Pour moi c’est loin d’être de la technique, mais je n’aurai guère le temps d’expliquer pourquoi pour le conseil de l’Europe, comme pour moi, parler de « mesures et sanctions pénales » et non de « peine », comme on le fait systématiquement en France, c’est une véritable rupture épistémologique, mais aussi politique.
Au lieu de faire dans le juridisme, on commence à prendre la réalité de plain fouet. Exemple : Le Rapport Warsmann concernant en particulier la gestion des courtes peines a commis cet exploit politique d’aborder le sujet des courtes peines sans quasiment prononcer le mot « détention provisoire » (Le sujet avait déjà été traité avant…). _ Quand on sait un peu comment fonctionne la justice pénale, une bonne partie des courtes peines est exécutée avant d’avoir été prononcée.

Cet ensemble « mesures et sanctions pénales » sur le plan scientifique est quelque chose de très compliqué : quand quelqu’un a passé 4 mois en détention provisoire (il fait l’objet d’une mesure et non d’une sanction) et qu’il est finalement condamné à 4 mois ou plus, il découvre brusquement qu’il s’est trompé, il s’agissait d’une sanction en définitive (qui sera d’ailleurs difficile a aménager puisqu’elle a déjà été exécutée en grande partie). Avec cet exemple, faire entrer dans le débat politique ce concept de « mesures et sanctions pénales » (introduit indirectement début 90 par le conseil de l’Europe) est un choix important et rencontre une résistance considérable (universitaire, scientifique et politique) sur lequel on pourrait dire énormément de choses. Certains finissent par considérer que la prison sur le plan juridique est un lieu d’exécution des peines alors qu’un tiers des détenus sont présumés innocents (en détention provisoire). Si le droit a un sens, ils n’exécutent pas une peine, ils font autres choses qui prendra un sens différent (cf Outreau) dans la suite de leur histoire.

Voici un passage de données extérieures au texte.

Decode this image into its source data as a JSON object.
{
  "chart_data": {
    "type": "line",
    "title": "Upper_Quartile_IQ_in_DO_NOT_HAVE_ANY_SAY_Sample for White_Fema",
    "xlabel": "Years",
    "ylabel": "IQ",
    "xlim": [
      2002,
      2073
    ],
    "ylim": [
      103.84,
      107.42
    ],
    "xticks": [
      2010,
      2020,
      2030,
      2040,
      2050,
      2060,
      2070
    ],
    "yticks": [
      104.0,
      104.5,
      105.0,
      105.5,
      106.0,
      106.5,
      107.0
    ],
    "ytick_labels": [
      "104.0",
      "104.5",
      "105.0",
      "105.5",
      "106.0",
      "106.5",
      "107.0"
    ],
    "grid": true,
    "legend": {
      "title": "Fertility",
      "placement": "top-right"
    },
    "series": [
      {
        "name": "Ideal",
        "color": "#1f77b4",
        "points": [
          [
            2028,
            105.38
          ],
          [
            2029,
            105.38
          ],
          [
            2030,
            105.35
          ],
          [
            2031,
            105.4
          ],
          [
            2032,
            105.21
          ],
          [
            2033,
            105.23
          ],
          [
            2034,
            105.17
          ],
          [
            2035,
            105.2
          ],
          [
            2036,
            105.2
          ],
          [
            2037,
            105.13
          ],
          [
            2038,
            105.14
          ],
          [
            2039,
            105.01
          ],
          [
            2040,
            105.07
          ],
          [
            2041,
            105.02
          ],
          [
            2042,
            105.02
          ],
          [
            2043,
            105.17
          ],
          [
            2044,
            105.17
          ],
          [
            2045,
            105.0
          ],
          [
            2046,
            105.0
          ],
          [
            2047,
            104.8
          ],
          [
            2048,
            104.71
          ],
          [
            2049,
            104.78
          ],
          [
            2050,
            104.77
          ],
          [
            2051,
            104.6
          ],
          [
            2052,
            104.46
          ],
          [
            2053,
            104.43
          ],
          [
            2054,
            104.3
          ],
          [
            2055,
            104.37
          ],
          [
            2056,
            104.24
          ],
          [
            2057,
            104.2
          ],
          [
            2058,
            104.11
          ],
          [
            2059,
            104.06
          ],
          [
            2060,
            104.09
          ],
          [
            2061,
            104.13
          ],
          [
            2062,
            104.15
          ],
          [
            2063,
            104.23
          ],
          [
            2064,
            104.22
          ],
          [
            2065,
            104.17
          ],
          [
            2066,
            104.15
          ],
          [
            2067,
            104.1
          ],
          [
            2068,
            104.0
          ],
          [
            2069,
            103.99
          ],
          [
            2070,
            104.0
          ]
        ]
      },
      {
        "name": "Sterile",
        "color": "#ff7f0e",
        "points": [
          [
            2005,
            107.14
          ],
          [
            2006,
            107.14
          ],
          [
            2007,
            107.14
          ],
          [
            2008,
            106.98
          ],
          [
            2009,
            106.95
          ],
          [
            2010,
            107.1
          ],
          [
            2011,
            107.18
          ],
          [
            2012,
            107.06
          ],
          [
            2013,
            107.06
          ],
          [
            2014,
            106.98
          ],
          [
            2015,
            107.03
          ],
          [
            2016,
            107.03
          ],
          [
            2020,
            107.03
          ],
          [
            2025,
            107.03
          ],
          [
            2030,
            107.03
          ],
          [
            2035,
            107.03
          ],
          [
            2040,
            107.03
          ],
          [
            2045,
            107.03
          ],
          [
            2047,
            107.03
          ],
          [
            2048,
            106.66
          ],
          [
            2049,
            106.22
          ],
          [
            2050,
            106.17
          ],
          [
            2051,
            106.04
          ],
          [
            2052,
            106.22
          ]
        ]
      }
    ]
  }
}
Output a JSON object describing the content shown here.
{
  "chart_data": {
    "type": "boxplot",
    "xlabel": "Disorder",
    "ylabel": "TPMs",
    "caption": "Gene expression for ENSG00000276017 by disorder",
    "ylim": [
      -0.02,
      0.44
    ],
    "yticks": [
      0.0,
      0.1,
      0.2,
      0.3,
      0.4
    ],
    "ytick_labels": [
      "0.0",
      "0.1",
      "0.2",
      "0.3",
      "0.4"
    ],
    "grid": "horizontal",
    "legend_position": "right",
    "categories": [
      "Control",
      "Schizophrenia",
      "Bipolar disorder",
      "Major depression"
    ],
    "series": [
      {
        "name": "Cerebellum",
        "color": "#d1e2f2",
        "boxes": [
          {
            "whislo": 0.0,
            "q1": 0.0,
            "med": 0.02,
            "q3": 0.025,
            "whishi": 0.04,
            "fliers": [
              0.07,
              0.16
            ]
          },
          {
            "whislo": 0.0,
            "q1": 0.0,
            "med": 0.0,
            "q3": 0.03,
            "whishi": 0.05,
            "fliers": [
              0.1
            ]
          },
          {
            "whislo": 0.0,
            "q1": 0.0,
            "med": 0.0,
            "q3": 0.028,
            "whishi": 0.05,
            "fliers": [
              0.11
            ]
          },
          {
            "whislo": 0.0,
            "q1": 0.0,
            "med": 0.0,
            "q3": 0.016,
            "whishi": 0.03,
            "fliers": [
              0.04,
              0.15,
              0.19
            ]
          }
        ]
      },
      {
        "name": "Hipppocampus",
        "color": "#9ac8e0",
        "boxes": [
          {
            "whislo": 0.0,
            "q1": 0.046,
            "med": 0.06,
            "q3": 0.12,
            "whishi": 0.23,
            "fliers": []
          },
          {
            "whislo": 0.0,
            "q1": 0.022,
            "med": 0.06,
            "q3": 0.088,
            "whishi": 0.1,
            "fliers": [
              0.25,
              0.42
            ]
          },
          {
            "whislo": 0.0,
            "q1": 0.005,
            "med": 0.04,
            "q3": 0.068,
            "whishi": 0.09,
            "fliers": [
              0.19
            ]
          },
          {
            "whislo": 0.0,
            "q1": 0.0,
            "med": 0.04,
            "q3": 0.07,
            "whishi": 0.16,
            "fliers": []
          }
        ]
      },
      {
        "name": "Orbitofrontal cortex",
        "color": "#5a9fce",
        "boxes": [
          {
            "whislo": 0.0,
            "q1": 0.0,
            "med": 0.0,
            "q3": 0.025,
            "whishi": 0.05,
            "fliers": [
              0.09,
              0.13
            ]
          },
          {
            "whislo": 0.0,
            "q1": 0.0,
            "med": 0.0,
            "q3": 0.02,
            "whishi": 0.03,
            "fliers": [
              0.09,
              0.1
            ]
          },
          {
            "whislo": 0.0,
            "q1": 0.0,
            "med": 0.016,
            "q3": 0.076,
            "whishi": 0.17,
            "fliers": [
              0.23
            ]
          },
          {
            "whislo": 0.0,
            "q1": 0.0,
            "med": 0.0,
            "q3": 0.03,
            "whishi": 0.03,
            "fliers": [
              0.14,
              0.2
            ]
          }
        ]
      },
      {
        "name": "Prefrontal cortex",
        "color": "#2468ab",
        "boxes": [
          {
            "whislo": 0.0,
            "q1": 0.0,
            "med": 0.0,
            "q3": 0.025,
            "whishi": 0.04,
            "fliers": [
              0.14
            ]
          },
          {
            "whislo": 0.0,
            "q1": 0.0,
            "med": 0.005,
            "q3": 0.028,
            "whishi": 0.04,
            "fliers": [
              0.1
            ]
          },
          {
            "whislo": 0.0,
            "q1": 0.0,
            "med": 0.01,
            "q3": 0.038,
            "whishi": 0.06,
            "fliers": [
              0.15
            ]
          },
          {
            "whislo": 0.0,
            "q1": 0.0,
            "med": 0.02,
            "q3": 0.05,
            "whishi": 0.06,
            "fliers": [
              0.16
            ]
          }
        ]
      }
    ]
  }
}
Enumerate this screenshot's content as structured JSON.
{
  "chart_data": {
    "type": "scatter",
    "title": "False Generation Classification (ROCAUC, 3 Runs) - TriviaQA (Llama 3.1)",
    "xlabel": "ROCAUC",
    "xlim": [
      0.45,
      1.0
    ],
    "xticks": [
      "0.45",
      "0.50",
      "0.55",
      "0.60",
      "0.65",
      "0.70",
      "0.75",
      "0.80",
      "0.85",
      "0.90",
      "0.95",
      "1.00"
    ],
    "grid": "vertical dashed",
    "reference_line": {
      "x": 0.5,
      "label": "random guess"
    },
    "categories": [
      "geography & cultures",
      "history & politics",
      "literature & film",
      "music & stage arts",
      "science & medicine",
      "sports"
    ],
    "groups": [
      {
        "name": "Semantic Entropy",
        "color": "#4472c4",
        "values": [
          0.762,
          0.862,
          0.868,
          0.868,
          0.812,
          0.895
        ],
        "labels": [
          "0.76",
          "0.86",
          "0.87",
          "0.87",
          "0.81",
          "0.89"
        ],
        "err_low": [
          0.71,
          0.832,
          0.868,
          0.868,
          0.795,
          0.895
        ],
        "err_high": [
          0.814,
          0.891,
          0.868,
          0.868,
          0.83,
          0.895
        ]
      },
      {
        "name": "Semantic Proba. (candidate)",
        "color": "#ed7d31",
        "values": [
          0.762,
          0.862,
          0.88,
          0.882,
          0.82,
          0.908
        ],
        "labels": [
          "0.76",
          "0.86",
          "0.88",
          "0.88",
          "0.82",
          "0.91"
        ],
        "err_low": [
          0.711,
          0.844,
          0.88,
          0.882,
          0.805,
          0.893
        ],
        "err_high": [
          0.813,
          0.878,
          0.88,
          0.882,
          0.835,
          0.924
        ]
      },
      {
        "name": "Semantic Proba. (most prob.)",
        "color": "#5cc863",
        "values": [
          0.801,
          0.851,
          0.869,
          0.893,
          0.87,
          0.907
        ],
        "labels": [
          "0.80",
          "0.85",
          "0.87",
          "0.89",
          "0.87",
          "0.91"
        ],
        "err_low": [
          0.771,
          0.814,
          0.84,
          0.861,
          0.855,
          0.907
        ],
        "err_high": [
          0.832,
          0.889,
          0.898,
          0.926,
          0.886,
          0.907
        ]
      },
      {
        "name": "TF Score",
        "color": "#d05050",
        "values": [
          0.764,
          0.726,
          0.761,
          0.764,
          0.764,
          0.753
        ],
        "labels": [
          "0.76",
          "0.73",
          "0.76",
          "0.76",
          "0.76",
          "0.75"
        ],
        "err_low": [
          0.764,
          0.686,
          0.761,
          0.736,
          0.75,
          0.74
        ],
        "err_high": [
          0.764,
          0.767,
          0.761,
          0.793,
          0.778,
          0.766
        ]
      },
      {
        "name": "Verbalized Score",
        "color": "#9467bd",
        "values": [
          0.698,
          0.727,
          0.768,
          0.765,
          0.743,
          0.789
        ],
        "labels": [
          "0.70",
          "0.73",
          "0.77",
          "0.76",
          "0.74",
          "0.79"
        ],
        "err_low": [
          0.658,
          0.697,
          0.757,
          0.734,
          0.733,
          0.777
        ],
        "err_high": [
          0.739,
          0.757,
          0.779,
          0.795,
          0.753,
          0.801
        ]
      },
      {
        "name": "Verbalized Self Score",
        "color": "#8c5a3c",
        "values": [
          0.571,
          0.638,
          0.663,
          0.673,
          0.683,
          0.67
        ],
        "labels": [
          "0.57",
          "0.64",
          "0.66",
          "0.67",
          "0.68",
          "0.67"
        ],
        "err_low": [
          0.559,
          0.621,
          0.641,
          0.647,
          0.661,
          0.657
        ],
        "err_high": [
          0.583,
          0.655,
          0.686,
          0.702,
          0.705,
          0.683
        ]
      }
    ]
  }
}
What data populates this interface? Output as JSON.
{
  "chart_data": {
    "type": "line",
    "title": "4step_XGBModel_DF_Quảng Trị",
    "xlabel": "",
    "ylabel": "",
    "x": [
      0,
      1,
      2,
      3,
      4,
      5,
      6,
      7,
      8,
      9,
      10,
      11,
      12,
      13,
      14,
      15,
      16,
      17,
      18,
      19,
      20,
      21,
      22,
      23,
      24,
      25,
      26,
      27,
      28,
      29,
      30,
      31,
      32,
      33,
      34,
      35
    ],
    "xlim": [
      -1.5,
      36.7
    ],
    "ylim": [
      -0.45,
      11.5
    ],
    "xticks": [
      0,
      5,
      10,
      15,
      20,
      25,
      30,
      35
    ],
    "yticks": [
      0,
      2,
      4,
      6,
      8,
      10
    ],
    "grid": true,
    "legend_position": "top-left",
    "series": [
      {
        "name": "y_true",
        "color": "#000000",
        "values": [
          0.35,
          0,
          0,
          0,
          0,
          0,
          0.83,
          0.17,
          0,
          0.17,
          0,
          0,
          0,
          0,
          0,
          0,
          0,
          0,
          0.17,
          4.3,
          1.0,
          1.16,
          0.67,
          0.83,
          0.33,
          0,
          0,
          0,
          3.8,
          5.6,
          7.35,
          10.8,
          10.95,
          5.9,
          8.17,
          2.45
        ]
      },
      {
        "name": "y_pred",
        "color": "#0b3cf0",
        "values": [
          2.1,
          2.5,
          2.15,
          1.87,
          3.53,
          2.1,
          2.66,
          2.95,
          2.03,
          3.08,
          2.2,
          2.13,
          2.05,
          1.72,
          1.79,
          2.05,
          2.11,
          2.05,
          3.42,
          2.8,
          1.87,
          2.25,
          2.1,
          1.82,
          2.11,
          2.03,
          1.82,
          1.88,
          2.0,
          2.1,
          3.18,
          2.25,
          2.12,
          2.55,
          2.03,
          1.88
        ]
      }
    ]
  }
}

C’est en tant que militant politique que je m’adresse à vous dans cette période où il convient de limiter les débats et les diagnostiques que nous avons tous déjà faits et où il convient de prendre en urgence des décisions. Qu’est-ce que ces décisions ? Ce sont des discussions programmatiques, qui indiquent ce que l’on va faire ou tenter de faire ; je ne suis pas un grand optimiste des chances de la gauche pour la période mais cela n’empêche pas d’agir. Il y a urgence à indiquer pourquoi il est souhaitable que la gauche durable et unie s’impose.
Il faut faire des propositions et en discuter (mais pas sur le diagnostique où l’on est tous d’accord…).
Les sanctions pénales françaises déjà très riches à l’image du couteau suisse pénal s’accumulent encore chaque jour (ex : Travaux scolaires comme sanctions pénales proposés par Sarkozy pour les enfants de 10 ans).

Dans cette démarche programmatique urgente, des tas de propositions émergent (et on a tendance à refaire chaque fois l’histoire de la prison) ; elles doivent se centrer autour de trois références que je voudrais faire partager au Parti Socialistes, au Parti Communistes et aux Verts :

1 – Une référence systématique aux travaux du Conseil de l’Europe :
Le 11 janvier 2006, date fondamentale qui n’a pourtant pas fait évènement, pas un mot dans les médias ; pourtant ce 11 janvier, le conseil des ministres du conseil de l’Europe (46 Etat membres) s’est mis d’accord sur de nouvelles règles pénitentiaires (ce que la grande Europe n’avait pas fait depuis 87).
Vous trouverez là des choses fort intéressantes : par exemple, le sens de la peine pour l’Europe (règles 102) « le régime des détenus condamnés doit être conçu pour leur permettre de mener une vie responsable et exempte de crime. ». Ne cherchez pas de phrases comparables dans le projet de loi pénitentiaires de Madame Lebranchu. On est d’ailleurs très loin de la notion d’amendement, de rédemption. C’est effectivement un projet laïc. Si nous avons besoin de valeurs, nous allons les trouver, et ces valeurs ce n’est pas n’importe quoi puisque c’est le résultat de cinq années de travail avec toute une série d’experts (scientifiques, magistrats, directeurs d’établissements, éducateurs…) qui ont l’avantage d’appartenir à des cultures différentes. J’espère chez les Verts les [Règles Européennes Rec2006 seront davantage considérées qu’au PS ]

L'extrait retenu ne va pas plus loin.